A difficult realization came to me recently: that many of my opinions, especially the opinions I form about things I read on-line or hear about from my friends, are often the result, not of a logical assessment of all the facts, but of a kind of confirmation bias.
I hear or see a story. I immediately have a REACTION to that story (what a sexist shit head, or that person is a selfish tool, or that guy is obviously just out for himself - you get the idea). I then I create a more fully formed OPINION not always from having gotten more information, but from my need to codify my initial reaction; I scan the horizon for whatever I can find that supports it. As such, any facts or information that is in opposition of my initial reaction is summarily dismissed as irrelevant or wrong.
If you have been reading my essays you know that I have been trying recently to see the ways in which my view of myself, others and the world has, in the last 10 years especially, been formed more by shit I read on-line than by the actual experiences I have of myself, others and the world.

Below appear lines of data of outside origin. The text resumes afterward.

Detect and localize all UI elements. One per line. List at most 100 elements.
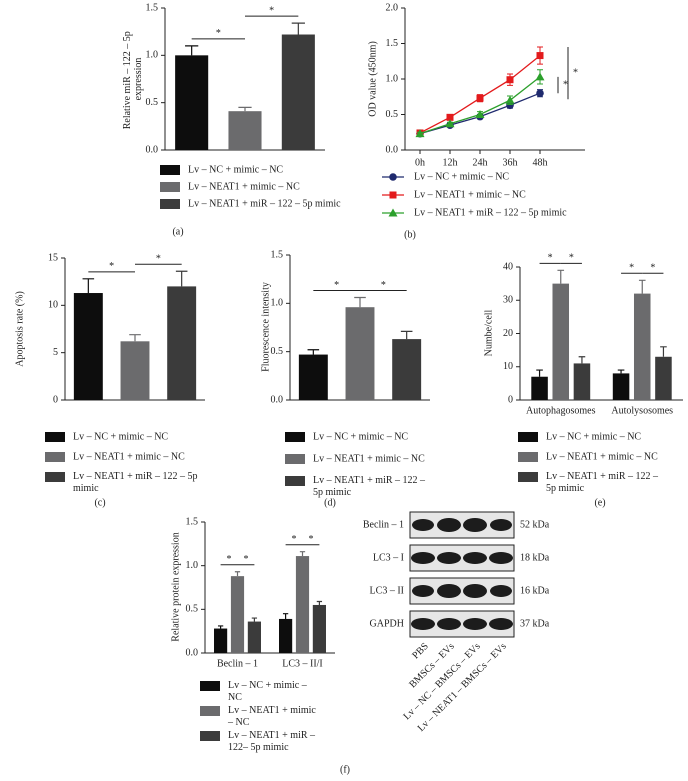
legend-label: Lv – NEAT1 + mimic – NC: [313, 453, 425, 464]
legend-label: Lv – NEAT1 + miR – 122 – 5p mimic: [73, 471, 200, 494]
marker: [415, 129, 425, 138]
legend-swatch: [200, 731, 220, 741]
x-tick-label: 0h: [415, 157, 425, 168]
y-tick-label: 0.0: [146, 144, 159, 155]
legend-label: Lv – NEAT1 + miR – 122 – 5p mimic: [546, 471, 661, 494]
y-tick-label: 0.5: [146, 97, 159, 108]
significance-label: *: [243, 554, 248, 565]
y-tick-label: 1.5: [386, 38, 399, 49]
legend-marker: [389, 191, 397, 199]
bar: [230, 576, 245, 653]
legend-swatch: [45, 452, 65, 462]
significance-label: *: [216, 28, 221, 39]
bar: [279, 618, 293, 653]
marker: [505, 95, 515, 104]
y-tick-label: 0.0: [386, 144, 399, 155]
y-tick-label: 0.5: [186, 604, 199, 615]
error-bar: [557, 269, 565, 284]
legend-swatch: [285, 454, 305, 464]
panel: 0.0 0.5 1.0 1.5 Relative protein expression (…: [170, 516, 350, 775]
error-bar: [185, 45, 199, 56]
significance-label: *: [548, 253, 553, 264]
significance-label: *: [109, 261, 114, 272]
legend-swatch: [160, 182, 180, 192]
panel-label: (b): [404, 229, 416, 240]
legend-swatch: [200, 706, 220, 716]
panel: 0.0 0.5 1.0 1.5 Relative miR – 122 – 5p expr…: [122, 2, 341, 237]
legend-label: Lv – NEAT1 + mimic – NC: [227, 705, 318, 728]
marker: [506, 76, 514, 84]
blot-protein: GAPDH: [370, 618, 404, 629]
y-tick-label: 15: [48, 252, 58, 263]
bar: [73, 293, 103, 400]
marker: [445, 119, 455, 128]
y-tick-label: 0.0: [271, 394, 284, 405]
y-axis-label: Numbe/cell: [483, 309, 494, 356]
y-tick-label: 1.5: [146, 2, 159, 13]
line: [419, 76, 541, 135]
y-tick-label: 1.5: [186, 516, 199, 527]
y-tick-label: 20: [503, 328, 513, 339]
bar: [531, 376, 548, 400]
bar: [214, 628, 228, 653]
y-tick-label: 0.0: [186, 647, 199, 658]
bar: [120, 341, 150, 400]
bar: [552, 283, 570, 400]
legend-swatch: [160, 165, 180, 175]
significance-label: *: [334, 280, 339, 291]
blot-protein: Beclin – 1: [363, 519, 404, 530]
legend-swatch: [45, 432, 65, 442]
y-tick-label: 10: [503, 361, 513, 372]
panel: 0.0 0.5 1.0 1.5 Fluorescence intensity (d) * * L…: [260, 249, 430, 508]
error-bar: [354, 296, 366, 308]
marker: [536, 52, 544, 60]
x-tick-label: 24h: [473, 157, 488, 168]
bar: [392, 339, 422, 400]
error-bar: [660, 346, 667, 357]
y-axis-label: Fluorescence intensity: [260, 282, 271, 372]
bar: [247, 621, 261, 653]
legend-label: Lv – NEAT1 + mimic – NC: [546, 451, 658, 462]
blot-lane: PBS: [410, 641, 430, 661]
bar: [281, 34, 315, 150]
legend-label: Lv – NEAT1 + miR – 122 – 5p mimic: [313, 475, 428, 498]
panel-label: (a): [172, 226, 183, 237]
y-axis-label: Relative protein expression: [170, 532, 181, 641]
legend-label: Lv – NEAT1 + mimic – NC: [188, 181, 300, 192]
blot-size: 18 kDa: [520, 552, 550, 563]
error-bar: [307, 349, 320, 355]
y-tick-label: 40: [503, 261, 513, 272]
significance-label: *: [292, 534, 297, 545]
significance-label: *: [308, 534, 313, 545]
marker: [476, 94, 484, 102]
error-bar: [316, 600, 323, 605]
legend-label: Lv – NEAT1 + miR – 122 – 5p mimic: [188, 198, 341, 209]
error-bar: [282, 613, 289, 619]
bar: [345, 307, 375, 400]
significance-label: *: [629, 263, 634, 274]
error-bar: [536, 369, 543, 377]
error-bar: [299, 551, 306, 557]
legend-swatch: [285, 476, 305, 486]
error-bar: [234, 571, 241, 577]
marker: [535, 72, 545, 81]
legend-label: Lv – NEAT1 + mimic – NC: [73, 451, 185, 462]
y-tick-label: 1.0: [146, 50, 159, 61]
marker: [536, 89, 544, 97]
error-bar: [291, 22, 305, 35]
blot-protein: LC3 – I: [373, 552, 404, 563]
legend-label: Lv – NC + mimic – NC: [546, 431, 641, 442]
legend-label: Lv – NEAT1 + mimic – NC: [414, 189, 526, 200]
x-tick-label: 48h: [533, 157, 548, 168]
x-tick-label: Autolysosomes: [611, 405, 673, 416]
y-tick-label: 1.0: [386, 73, 399, 84]
bar: [167, 286, 197, 400]
y-axis-label: Relative miR – 122 – 5p expression: [122, 29, 144, 130]
bar: [573, 363, 591, 400]
legend-label: Lv – NEAT1 + miR – 122– 5p mimic: [228, 730, 318, 753]
bar: [298, 354, 328, 400]
panel-label: (c): [94, 497, 105, 508]
x-tick-label: 12h: [443, 157, 458, 168]
error-bar: [175, 270, 188, 287]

The indignant pile-up on a person who everyone has decided is the identified problem can be troubling to me. These attacks are more often fueled by our convictions about an issue than by the actual irredeemability of the individual. What I mean is this: if someone is accused of, let’s say, sexual harassment - my opinion of that person and their guilt and the state of their heart and their actual ethics is based more in my distain for and experience of sexual harassment and patriarchal bullshit in general than it is in any actual facts about the person in question. We so often seem to collapse the distinction around our feelings about an issue and the worth and dignity of a person who has been accused of something we loathe and I wonder what it looks like to just take a breath.